Secretary Pete Buttigieg said that "becoming the head of the Department of Transportation has really opened my eyes to a lot of things. One of those things was the realization that our highways are inherently racist. Everyone knows that blacks prefer to ride in buses and trains. Yet, nationwide 99% of the person-miles of travel occurs in automobiles. Blacks make up 13% of the population. Shouldn't buses and trains account for at least 13% of the travel?"
"Not only do we need to stop funding more road construction, we need to start tearing down a lot of what we've already built," the Secretary suggested. "I think a carefully planned and implemented policy of tearing up existing roads will have salutary results. First, if whites no longer have enough roads to drive on they will demand that more buses and trains be provided. Second, a lot of our urban freeways separate white from black neighborhoods. This thwarts the unification the President has vowed to achieve. Third, tearing up roads will provide the good, high-paying jobs that the President has promised to stimulate. Blacks can get these jobs because tearing down things is, as we saw last summer, something they like to do and is easier than designing and building something that has to be useful and safe."
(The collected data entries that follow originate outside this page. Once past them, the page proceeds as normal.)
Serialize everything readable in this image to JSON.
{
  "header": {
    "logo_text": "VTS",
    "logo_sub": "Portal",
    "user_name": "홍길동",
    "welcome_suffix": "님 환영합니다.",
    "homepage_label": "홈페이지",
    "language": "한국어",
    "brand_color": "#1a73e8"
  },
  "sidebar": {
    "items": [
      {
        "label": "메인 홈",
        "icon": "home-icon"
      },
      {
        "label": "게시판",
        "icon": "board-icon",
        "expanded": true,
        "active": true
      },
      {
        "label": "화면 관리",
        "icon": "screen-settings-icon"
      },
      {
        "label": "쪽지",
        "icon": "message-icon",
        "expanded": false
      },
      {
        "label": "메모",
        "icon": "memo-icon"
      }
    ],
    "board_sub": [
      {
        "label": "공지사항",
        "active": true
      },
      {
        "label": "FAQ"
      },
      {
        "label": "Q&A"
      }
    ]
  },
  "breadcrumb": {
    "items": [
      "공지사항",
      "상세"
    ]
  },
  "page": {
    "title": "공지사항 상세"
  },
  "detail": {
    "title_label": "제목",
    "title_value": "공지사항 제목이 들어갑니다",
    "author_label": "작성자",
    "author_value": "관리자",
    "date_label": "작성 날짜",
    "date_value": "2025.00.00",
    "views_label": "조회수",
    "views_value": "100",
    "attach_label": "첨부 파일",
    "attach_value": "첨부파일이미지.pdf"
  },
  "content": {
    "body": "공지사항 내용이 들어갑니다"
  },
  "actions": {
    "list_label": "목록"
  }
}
"Finally, the tax increase that is needed to fund the Biden Administration's infrastructure program will take more money away from wasteful private sector uses and put it into the hands of expert government planners," he added. "Private businesses are always trying to become more efficient—to do more with less. We Democrats know this is exactly backwards. If we do less with more that means more spending and more jobs. When I was the Mayor of South Bend I saw the stark contrast between public and private schools. Private schools had fewer employee per student, their overhead was less costly, and the students learned more—all of these features are job-killers. So the more money that can be shifted into the control of the public sector the greater the boom times will be."